Expectations - or Lack Thereof
I played competitive golf from the very beginning. Even when not in an event or tournament, I was in heavy competition with myself. I had goals and thus, expectations. For that reason, I almost never felt satisfied with my golf experience. From 1999 through 2015 (my entire competitive golf life) I can count on one hand the number of times I met my expectations. Sad.
- I was living in Isabela, Puerto Rico. I hadn’t played a competitive round of golf in over a year. And I was having the time of my life. There’s a caveat to this message but let’s save that for another time.
I spent my days surfing and coaching. My nights were filled with good vibes and cold beers. I didn’t miss competing with myself or anyone else. I was learning Spanish. Exploring waterfalls. I was immersed in the unique tropical, Spanish, native, and family oriented surroundings of northwest puerto rico. And that’s when I had one of the most enjoyable experiences of my golfing life.
I met Ross at a fancy dinner with a fancy chef at the laid-back but fancy restaurant at Royal Isabela. He and his wife were there on the dime of his father-in-law. I was there taking advantage of my membership discount. We were seated at the same table.
At the event I hoped to learn about wine and fine-dining. I didn’t. But I did learn that Ross was a surf coach. He learned of my golf coaching. We bonded instantly.
Ross had been living and surf-coaching in Rincon for the past few years and offered to take a look at my skills if I could make the 40 minute drive from Isabela at some point. I took him up on that offer the next week. I caught the best wave of my life (up to that point). Ross said I was in good shape and should practice my turns. I said I wanted to do airs.
For the next few months Ross worked on convincing me to golf while I neglected working on my turns.
It had been a while since I’d practiced and I really had no interest in going out on the course just to be disappointed. After his consistent urging I finally acquiesced. I would golf with him. There were conditions.
I would not be wearing a collared golf shirt. I would not be wearing shoes. I would be drinking (something I would never do if I cared to play well). Truthfully, I’d only had drinks on the course a handful of times in 15 years.
After the sixth hole I was four beers in and four under par.
I honestly can’t remember the outcome of the round - the score - but I can say without hesitation that it was the most fun round of golf I had ever had.
I made those pre-round qualifications (no shoes, no collar, + beer) on the basis that I figured I’d need to break all my normal habits of play if I were going to enjoy myself. I had spent so many years falling short of my expectations. I needed to ensure there would be no realistic way to expect I could play well. Turns out that was just what I needed to do in order to play well.

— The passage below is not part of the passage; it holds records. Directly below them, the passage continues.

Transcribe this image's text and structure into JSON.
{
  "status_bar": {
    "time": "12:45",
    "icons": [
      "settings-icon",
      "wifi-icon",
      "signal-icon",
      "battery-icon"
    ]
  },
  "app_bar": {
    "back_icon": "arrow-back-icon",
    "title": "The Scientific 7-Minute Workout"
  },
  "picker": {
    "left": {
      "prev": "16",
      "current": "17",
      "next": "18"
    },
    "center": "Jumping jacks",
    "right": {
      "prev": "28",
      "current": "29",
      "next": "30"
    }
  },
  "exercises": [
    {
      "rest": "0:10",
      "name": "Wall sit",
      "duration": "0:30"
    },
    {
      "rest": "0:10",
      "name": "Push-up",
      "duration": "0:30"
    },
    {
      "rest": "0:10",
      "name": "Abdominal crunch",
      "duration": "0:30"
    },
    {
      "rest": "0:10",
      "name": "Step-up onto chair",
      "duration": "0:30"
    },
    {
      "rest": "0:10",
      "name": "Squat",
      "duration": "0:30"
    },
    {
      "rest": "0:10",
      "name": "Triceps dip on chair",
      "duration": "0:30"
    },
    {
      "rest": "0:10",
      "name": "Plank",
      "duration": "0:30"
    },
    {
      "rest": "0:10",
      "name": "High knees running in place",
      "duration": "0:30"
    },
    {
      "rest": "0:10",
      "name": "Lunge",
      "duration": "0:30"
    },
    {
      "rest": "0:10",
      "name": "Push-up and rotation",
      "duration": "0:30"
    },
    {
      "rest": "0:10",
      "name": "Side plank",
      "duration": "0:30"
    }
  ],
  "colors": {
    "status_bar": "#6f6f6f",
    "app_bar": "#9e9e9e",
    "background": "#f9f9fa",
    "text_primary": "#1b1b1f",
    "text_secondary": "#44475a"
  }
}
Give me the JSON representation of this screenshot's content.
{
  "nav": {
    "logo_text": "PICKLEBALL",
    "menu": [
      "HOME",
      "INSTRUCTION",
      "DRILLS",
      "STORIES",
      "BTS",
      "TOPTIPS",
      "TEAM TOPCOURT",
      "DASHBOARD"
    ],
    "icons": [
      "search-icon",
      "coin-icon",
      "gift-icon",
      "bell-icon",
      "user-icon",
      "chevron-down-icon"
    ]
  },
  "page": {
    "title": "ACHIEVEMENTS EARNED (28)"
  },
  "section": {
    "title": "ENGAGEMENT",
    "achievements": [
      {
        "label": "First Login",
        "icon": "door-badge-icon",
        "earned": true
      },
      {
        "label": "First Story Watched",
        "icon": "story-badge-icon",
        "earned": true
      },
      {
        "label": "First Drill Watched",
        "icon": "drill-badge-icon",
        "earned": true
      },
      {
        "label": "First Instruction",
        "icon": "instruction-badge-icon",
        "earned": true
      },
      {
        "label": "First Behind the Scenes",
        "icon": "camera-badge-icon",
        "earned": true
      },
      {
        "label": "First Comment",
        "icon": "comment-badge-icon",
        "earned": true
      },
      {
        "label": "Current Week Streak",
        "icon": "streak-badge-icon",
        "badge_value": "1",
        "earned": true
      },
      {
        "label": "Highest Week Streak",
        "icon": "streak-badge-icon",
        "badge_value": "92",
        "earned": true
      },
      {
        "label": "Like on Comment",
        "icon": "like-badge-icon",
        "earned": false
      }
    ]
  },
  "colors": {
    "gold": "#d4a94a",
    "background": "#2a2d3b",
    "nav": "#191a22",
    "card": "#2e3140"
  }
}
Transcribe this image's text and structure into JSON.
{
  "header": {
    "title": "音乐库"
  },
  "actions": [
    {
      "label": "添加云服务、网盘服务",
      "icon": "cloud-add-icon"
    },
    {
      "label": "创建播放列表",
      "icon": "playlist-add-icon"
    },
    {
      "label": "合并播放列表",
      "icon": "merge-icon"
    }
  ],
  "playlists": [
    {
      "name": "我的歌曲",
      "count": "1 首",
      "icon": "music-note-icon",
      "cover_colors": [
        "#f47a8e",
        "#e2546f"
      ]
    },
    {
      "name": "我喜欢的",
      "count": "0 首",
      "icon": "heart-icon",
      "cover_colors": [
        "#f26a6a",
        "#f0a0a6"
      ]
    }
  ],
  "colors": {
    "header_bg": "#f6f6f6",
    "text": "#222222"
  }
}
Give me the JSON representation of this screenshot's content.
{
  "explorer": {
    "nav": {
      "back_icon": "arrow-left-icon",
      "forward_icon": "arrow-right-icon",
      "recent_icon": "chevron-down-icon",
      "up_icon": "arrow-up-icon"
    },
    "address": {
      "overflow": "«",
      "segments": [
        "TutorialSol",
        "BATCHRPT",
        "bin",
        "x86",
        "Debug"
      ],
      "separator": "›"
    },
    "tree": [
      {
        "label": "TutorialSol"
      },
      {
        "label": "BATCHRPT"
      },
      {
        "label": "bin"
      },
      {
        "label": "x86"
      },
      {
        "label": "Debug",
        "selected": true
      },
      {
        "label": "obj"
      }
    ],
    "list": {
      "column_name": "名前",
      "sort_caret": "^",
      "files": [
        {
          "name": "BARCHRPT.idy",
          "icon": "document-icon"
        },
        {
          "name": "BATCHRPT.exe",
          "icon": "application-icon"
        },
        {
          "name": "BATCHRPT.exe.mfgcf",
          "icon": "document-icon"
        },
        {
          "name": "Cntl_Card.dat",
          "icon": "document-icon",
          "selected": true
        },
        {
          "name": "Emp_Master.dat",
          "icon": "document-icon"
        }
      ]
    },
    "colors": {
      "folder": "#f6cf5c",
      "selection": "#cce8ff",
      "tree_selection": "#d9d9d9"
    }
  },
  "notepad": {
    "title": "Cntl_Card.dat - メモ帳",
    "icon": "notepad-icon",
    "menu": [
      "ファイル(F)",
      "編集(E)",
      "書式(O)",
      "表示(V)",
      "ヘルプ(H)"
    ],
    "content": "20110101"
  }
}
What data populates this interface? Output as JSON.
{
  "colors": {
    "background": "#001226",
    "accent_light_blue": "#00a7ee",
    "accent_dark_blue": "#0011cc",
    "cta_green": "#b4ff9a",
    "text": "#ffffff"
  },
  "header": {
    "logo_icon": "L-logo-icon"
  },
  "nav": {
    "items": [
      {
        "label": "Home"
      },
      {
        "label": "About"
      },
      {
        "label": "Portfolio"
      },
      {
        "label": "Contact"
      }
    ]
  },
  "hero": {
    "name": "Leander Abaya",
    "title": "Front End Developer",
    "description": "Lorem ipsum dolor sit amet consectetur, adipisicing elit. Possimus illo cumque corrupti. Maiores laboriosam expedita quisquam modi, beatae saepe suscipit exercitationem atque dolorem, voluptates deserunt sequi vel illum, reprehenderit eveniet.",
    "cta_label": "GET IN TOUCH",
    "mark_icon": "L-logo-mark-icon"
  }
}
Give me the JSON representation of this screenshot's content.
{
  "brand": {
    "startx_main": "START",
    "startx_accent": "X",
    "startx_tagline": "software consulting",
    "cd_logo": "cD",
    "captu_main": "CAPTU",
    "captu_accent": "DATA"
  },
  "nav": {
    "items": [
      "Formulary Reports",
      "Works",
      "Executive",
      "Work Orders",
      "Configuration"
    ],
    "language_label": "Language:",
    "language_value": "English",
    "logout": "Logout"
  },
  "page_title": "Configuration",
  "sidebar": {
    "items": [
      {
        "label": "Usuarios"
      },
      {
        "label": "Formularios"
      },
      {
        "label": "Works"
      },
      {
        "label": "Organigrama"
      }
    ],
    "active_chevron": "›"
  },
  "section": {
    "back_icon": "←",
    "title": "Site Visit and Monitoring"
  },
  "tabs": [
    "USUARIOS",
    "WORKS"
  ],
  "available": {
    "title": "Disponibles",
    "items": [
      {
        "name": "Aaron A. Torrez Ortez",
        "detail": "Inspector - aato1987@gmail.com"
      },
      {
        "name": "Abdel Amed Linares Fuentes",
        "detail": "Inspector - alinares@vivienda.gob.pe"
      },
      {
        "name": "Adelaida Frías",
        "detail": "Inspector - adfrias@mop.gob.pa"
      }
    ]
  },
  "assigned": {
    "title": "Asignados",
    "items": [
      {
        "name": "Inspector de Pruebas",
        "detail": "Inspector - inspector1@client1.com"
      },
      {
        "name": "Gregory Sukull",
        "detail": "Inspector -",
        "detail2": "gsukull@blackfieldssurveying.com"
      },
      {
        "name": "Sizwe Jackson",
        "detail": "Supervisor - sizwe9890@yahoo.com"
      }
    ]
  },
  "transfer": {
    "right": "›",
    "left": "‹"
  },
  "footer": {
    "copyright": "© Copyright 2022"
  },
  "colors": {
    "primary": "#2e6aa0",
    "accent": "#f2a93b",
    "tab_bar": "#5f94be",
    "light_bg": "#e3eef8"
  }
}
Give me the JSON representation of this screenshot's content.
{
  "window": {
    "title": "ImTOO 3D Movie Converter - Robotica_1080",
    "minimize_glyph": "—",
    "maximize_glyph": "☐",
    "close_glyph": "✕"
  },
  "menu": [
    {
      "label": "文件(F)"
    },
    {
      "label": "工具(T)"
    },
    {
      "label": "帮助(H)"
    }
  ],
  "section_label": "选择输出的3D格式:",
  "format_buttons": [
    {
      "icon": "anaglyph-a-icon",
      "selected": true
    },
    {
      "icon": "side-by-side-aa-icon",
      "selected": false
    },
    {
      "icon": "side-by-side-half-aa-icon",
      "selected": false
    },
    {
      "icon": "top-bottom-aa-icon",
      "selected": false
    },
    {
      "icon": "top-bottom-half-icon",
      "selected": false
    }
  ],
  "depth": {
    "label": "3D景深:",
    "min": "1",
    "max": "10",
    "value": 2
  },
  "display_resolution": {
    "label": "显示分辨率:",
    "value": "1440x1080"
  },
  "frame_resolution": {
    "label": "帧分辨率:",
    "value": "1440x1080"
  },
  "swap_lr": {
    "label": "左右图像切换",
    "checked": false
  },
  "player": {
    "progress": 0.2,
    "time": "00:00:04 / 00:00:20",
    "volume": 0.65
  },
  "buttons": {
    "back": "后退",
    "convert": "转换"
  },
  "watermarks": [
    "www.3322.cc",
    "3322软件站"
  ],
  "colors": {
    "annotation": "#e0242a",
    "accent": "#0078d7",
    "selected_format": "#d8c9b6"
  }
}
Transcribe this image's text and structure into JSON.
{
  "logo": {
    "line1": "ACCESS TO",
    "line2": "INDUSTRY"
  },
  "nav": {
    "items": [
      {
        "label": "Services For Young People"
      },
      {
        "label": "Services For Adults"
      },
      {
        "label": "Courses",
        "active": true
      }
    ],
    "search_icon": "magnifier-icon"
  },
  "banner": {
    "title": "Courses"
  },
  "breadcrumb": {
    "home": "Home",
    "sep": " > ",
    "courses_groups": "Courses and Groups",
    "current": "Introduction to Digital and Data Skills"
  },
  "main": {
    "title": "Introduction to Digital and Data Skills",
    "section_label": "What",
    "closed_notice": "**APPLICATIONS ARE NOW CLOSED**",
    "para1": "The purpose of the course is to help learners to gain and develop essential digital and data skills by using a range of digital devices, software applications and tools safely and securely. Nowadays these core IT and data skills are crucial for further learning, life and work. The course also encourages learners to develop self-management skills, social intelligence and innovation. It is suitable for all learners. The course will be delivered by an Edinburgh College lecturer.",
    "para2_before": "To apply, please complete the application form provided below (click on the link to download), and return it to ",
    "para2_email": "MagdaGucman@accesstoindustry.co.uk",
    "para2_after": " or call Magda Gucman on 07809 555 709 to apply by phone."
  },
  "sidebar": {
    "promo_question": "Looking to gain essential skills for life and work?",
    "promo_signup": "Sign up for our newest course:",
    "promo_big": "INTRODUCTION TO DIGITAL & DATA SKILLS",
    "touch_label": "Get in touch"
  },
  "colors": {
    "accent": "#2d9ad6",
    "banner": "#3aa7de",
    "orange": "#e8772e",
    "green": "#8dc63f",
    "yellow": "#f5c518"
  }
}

So does that mean that “no expectations” is the way to playing well? Not really. But it could mean that expectations don’t necessarily help.
I think it’s valid to summarize by saying that intentions are extremely important while expectations are seemingly useless.
The next time you’re heading into an important round, try this:
- Set an intention for your mindset. You might try “I intend to give each shot my full focus”.
- Allow yourself to accept the outcome. “Whatever happens is fine as long as I give each shot my full focus.”